Accessing UFS partitions from a Macbook
Felix Friedlander
felixphew0 at gmail.com
Mon Apr 24 07:22:42 UTC 2017
>> Considering how BSD-ish it seems in Terminal - df, du and other commands
>> working as expected - I was a bit surprised that it doesn't support UFS
>> natively, given its heritage.
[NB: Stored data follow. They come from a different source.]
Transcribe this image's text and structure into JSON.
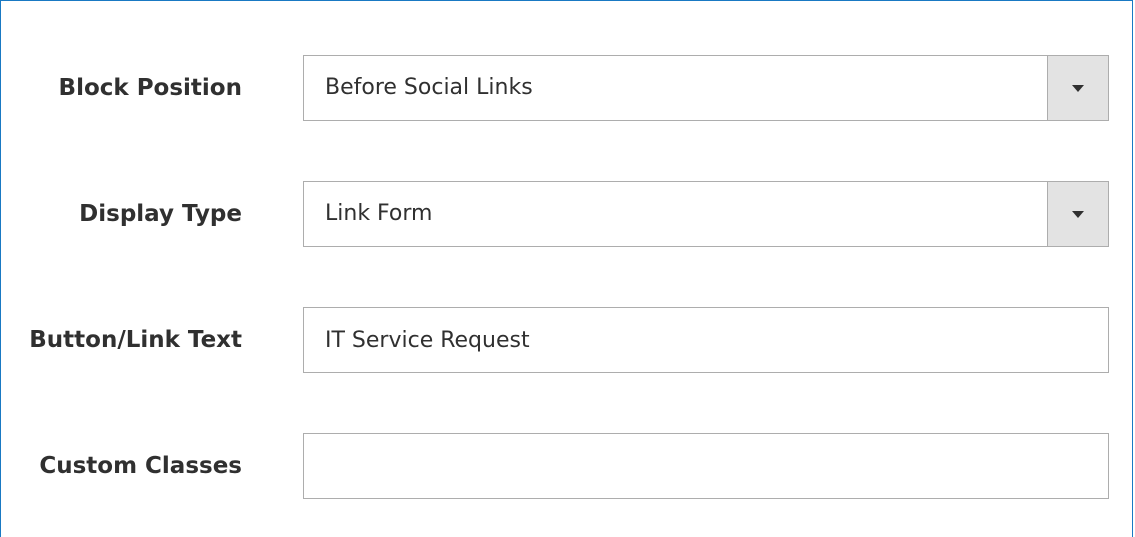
{
  "fields": {
    "block_position": {
      "label": "Block Position",
      "value": "Before Social Links"
    },
    "display_type": {
      "label": "Display Type",
      "value": "Link Form"
    },
    "button_link_text": {
      "label": "Button/Link Text",
      "value": "IT Service Request"
    },
    "custom_classes": {
      "label": "Custom Classes",
      "value": ""
    }
  },
  "icons": {
    "select_arrow": "chevron-down-icon"
  },
  "colors": {
    "frame_border": "#1979c3",
    "field_border": "#adadad",
    "select_button_bg": "#e3e3e3",
    "text": "#303030"
  }
}
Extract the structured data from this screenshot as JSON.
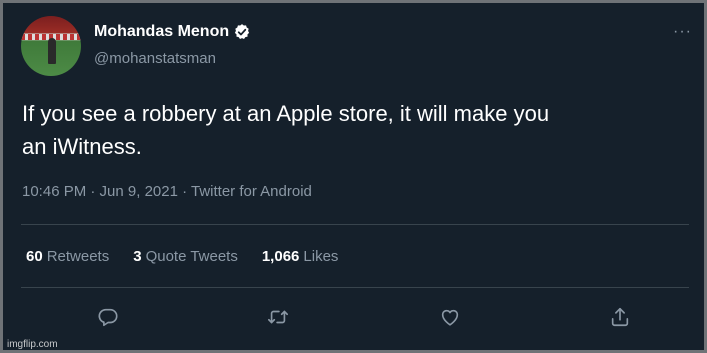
{
  "author": {
    "name": "Mohandas Menon",
    "handle": "@mohanstatsman",
    "verified": true
  },
  "tweet": {
    "text_line1": "If you see a robbery at an Apple store, it will make you",
    "text_line2": "an iWitness.",
    "meta": "10:46 PM · Jun 9, 2021 · Twitter for Android"
  },
  "stats": {
    "retweets_count": "60",
    "retweets_label": "Retweets",
    "quotes_count": "3",
    "quotes_label": "Quote Tweets",
    "likes_count": "1,066",
    "likes_label": "Likes"
  },
  "more_label": "···",
  "watermark": "imgflip.com",
  "colors": {
    "background": "#15202b",
    "text": "#ffffff",
    "secondary": "#8b98a5",
    "divider": "#38444d",
    "verified": "#ffffff"
  },
  "icons": [
    "verified-badge-icon",
    "more-icon",
    "reply-icon",
    "retweet-icon",
    "like-icon",
    "share-icon"
  ]
}
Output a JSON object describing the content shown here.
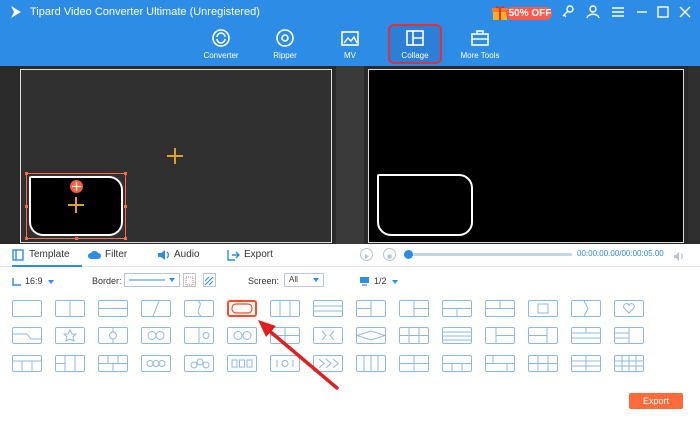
{
  "window": {
    "title": "Tipard Video Converter Ultimate (Unregistered)"
  },
  "promo": {
    "label": "50% OFF"
  },
  "nav": [
    {
      "label": "Converter",
      "icon": "converter-icon"
    },
    {
      "label": "Ripper",
      "icon": "ripper-icon"
    },
    {
      "label": "MV",
      "icon": "mv-icon"
    },
    {
      "label": "Collage",
      "icon": "collage-icon",
      "active": true
    },
    {
      "label": "More Tools",
      "icon": "toolbox-icon"
    }
  ],
  "tabs": [
    {
      "label": "Template",
      "icon": "template-icon",
      "active": true
    },
    {
      "label": "Filter",
      "icon": "cloud-icon"
    },
    {
      "label": "Audio",
      "icon": "audio-icon"
    },
    {
      "label": "Export",
      "icon": "export-icon"
    }
  ],
  "playback": {
    "timecode": "00:00:00.00/00:00:05.00"
  },
  "options": {
    "aspect_ratio": "16:9",
    "border_label": "Border:",
    "screen_label": "Screen:",
    "screen_value": "All",
    "page": "1/2"
  },
  "export_button": "Export",
  "colors": {
    "accent": "#2d8ce6",
    "highlight": "#e0303c",
    "export": "#ff6a3a"
  }
}
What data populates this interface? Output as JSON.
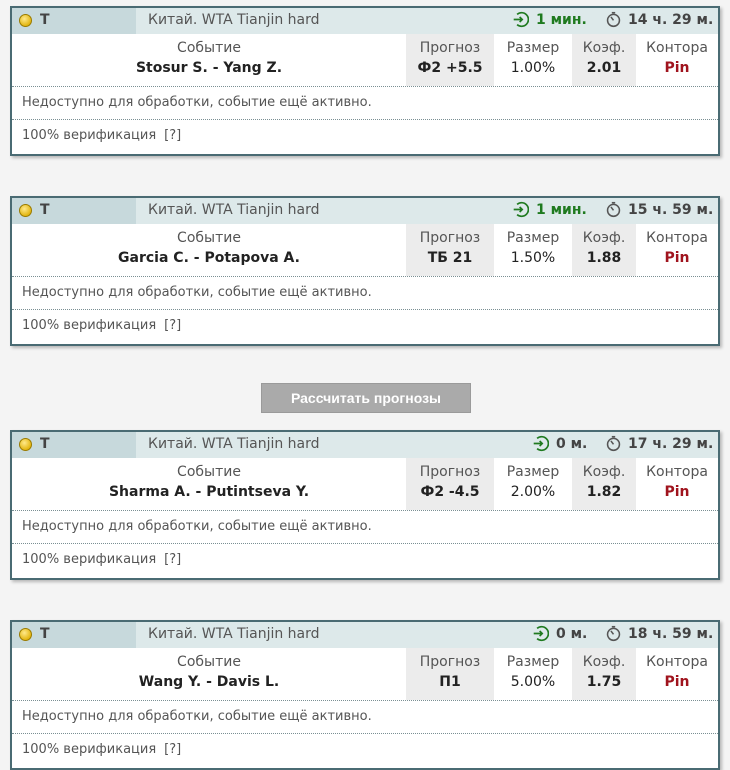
{
  "labels": {
    "event": "Событие",
    "forecast": "Прогноз",
    "size": "Размер",
    "coef": "Коэф.",
    "book": "Контора",
    "note": "Недоступно для обработки, событие ещё активно.",
    "verification": "100% верификация",
    "help": "[?]"
  },
  "calc_button": "Рассчитать прогнозы",
  "cards": [
    {
      "sport": "Т",
      "league": "Китай. WTA Tianjin hard",
      "timer": "1 мин.",
      "time_left": "14 ч. 29 м.",
      "event": "Stosur S. - Yang Z.",
      "forecast": "Ф2 +5.5",
      "size": "1.00%",
      "coef": "2.01",
      "book": "Pin"
    },
    {
      "sport": "Т",
      "league": "Китай. WTA Tianjin hard",
      "timer": "1 мин.",
      "time_left": "15 ч. 59 м.",
      "event": "Garcia C. - Potapova A.",
      "forecast": "ТБ 21",
      "size": "1.50%",
      "coef": "1.88",
      "book": "Pin"
    },
    {
      "sport": "Т",
      "league": "Китай. WTA Tianjin hard",
      "timer": "0 м.",
      "time_left": "17 ч. 29 м.",
      "event": "Sharma A. - Putintseva Y.",
      "forecast": "Ф2 -4.5",
      "size": "2.00%",
      "coef": "1.82",
      "book": "Pin"
    },
    {
      "sport": "Т",
      "league": "Китай. WTA Tianjin hard",
      "timer": "0 м.",
      "time_left": "18 ч. 59 м.",
      "event": "Wang Y. - Davis L.",
      "forecast": "П1",
      "size": "5.00%",
      "coef": "1.75",
      "book": "Pin"
    }
  ]
}
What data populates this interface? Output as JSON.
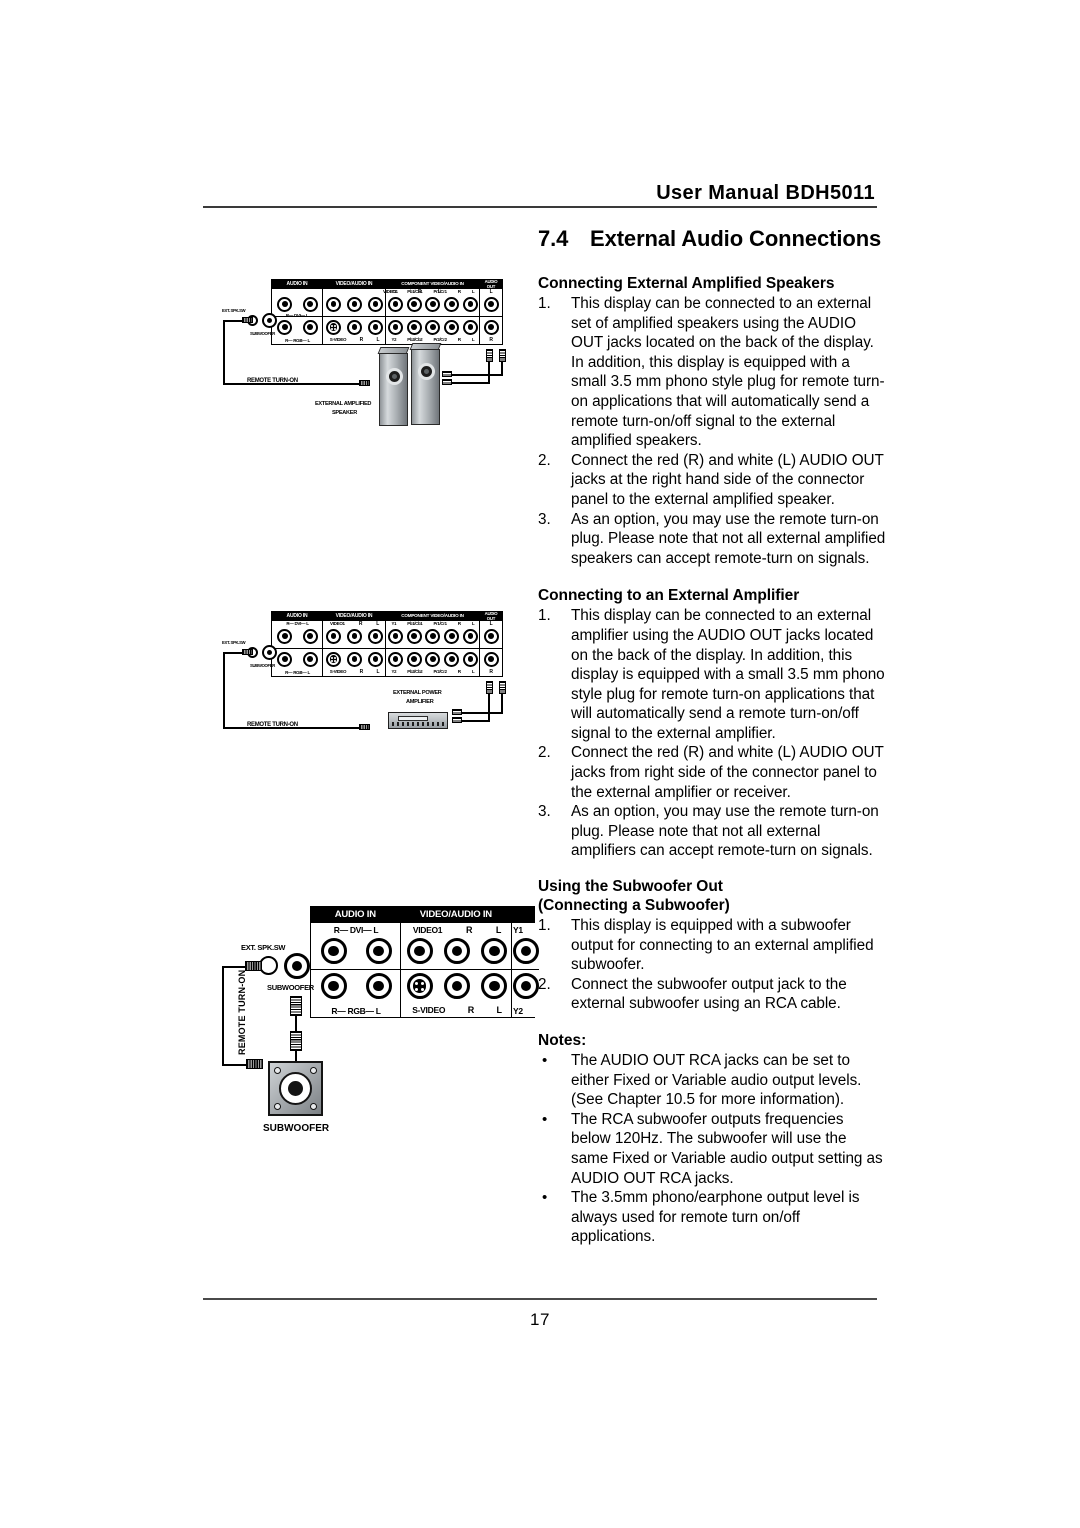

When I first ran mount it complained - as
>> will FreeBSD without an fstab entry - about needing the -t switch, but
>> 'mount -t ufs' didn't complain about that but a (not) missing directory.
>
> There might be differences resulting in incompatibility between the versions of UFS in various BSDs, and Mac OS main filesystem is HFS+.
>
> I noticed, after downloading DragonFlyBSD installation image, dd'ing to USB stick, and booting, it could read GPT partition table but was unable to mount any FreeBSD and NetBSD partitions.
>
> Last DragonFlyBSD image I downloaded and dd'ed to USB stick didn't even get through the boot.
>
> FreeBSD and NetBSD were unable to mount the DragonFly USB-stick partition.
>
> There is also the issue of BSD disklabels when using MBR, and one BSD not being able to read the other's disklabel.
OS X did originally support UFS1 (in Disk Utility as well as on the command line), but it dropped that support many versions ago. UFS2, the normal version for FreeBSD, was (AFAIK) never supported.
Fun fact: OS X also had undocumented, partial support for ZFS at one stage, but it was dropped - presumably because of a legal dispute with Oracle.